In fact, it could be said that Army of the Dead is something of a throwback for the director, marking a return to his early work. As a hyper-violent zombie action film with a satirical edge, Army of the Dead invites comparisons to his first feature, his remake of George A. Romero's Dawn of the Dead. However, Army of the Dead is not a sequel or belated sequel. It is that rare modern big-budget genre film that stands on its own as much as is possible for a high-concept zombie movie.
Army of the Dead isn't a masterpiece by any stretch of the imagination. It's a bit indulgent and overlong, and suffers from the familiar pacing and tone problems that plague many Netflix-produced films. However, Army of the Dead is a fun and interesting genre if approached on its own terms. More than anything, freed from the constraints of established properties and shared universes and the ensuing scrutiny, Army of the Dead gives the sense that Snyder is genuinely having fun. And that's something you can't fault him for.
Army of the Dead is built around a number of lofty concepts. The most obvious is the collision of a zombie apocalypse movie with a heist thriller. The film takes place in a world where a zombie outbreak unleashed from Area 51 has swept through Las Vegas, but the U.S. government has been able to contain it. Las Vegas is walled off from the world. The threat posed by the creatures is persistent, but not existential. This is not Mad Max or The Book of Eli. It's not even The Handmaid's Tale.

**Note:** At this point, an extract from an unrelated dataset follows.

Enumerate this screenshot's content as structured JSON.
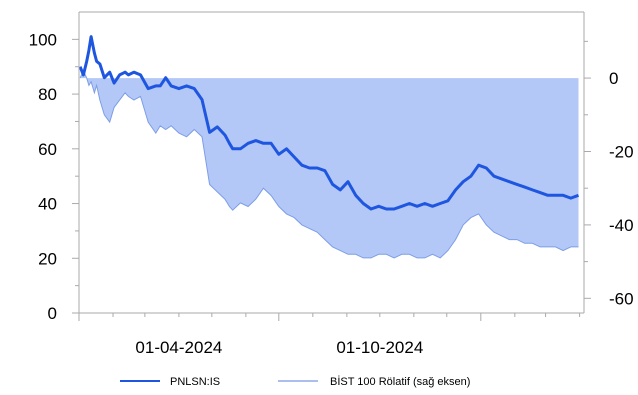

There's something oddly compelling about this setup, which haunts the film even if it's never fully explored. Army of the Dead imagines a world that has managed to survive the apocalypse. The kind of catastrophic event that signals the end of humanity in most stories has struck the world, but humanity has endured. Society did not collapse. Business continued as usual. Veterans of the campaign to secure Las Vegas now work menial jobs on the outskirts of the state as fry cooks. The dispossessed were regrouped in camps where they could be quickly forgotten.
This is perhaps the central dark joke of Army of the Dead, and the one that most resonates with the current moment. After all, Army of the Dead arrives in a world possibly experiencing several simultaneous apocalypses, only to insist that business must go on as usual: an unprecedented global pandemic, the possibility that climate change is past the point of no return, and the collapse of democratic structures in the face of a resurrected fascism.
Army of the Dead takes place in a zombie world, where the structures of late capitalism are solid enough to withstand the seemingly unimaginable and life somehow perseveres in the face of the impossible. Army of the Dead illustrates the absurdity of satire in the modern world, as many of its absurd plots are disturbingly believable in the context of the last half-decade, such as an unnamed U.S. President planning a nuclear attack on Las Vegas "coinciding with the sunset on the Fourth of July holiday" that would be "really cool, and the ultimate fireworks show" and "actually kind of patriotic if you think about it."
It's fascinating, bizarre, and ultimately creepy that Army of the Dead is a zombie satire that isn't as outlandish as it would have been a decade earlier. It's difficult to parse parts of the film, to determine how the film intends certain elements to read. Borrowing from Snyder's fascination with the exaggerated surreality of American public opinion, Sean Spicer even has a small cameo as a talking head debating the bizarre state of this alternate world. It's partly creepy to see Army of the Dead normalize and even rehabilitate someone connected to that administration, but it's also oddly appropriate to see it in this genre.
Army of the Dead runs into a horror version of the challenge that has faced comedians in the post-Trump era, the question of whether the real world exists in a state beyond parody or nightmare. As expected within the zombie genre, Snyder bakes in a healthy does of heightened social commentary. That commentary is somehow more unsettling for the fact that it doesn’t seem absurd. The idea of classifying people as subhuman for perceived “belligerence and actions outside of social norms” based on temperature checks in lawless detainment camps doesn’t seem particularly far from where the United States was – and still is.
Still, Snyder is having fun. Army of the Dead is a zombie movie that is an eighties action movie throwback that finds time for elements like zombie horses and “a goddamn zombie tiger.” That sensibility is infectious.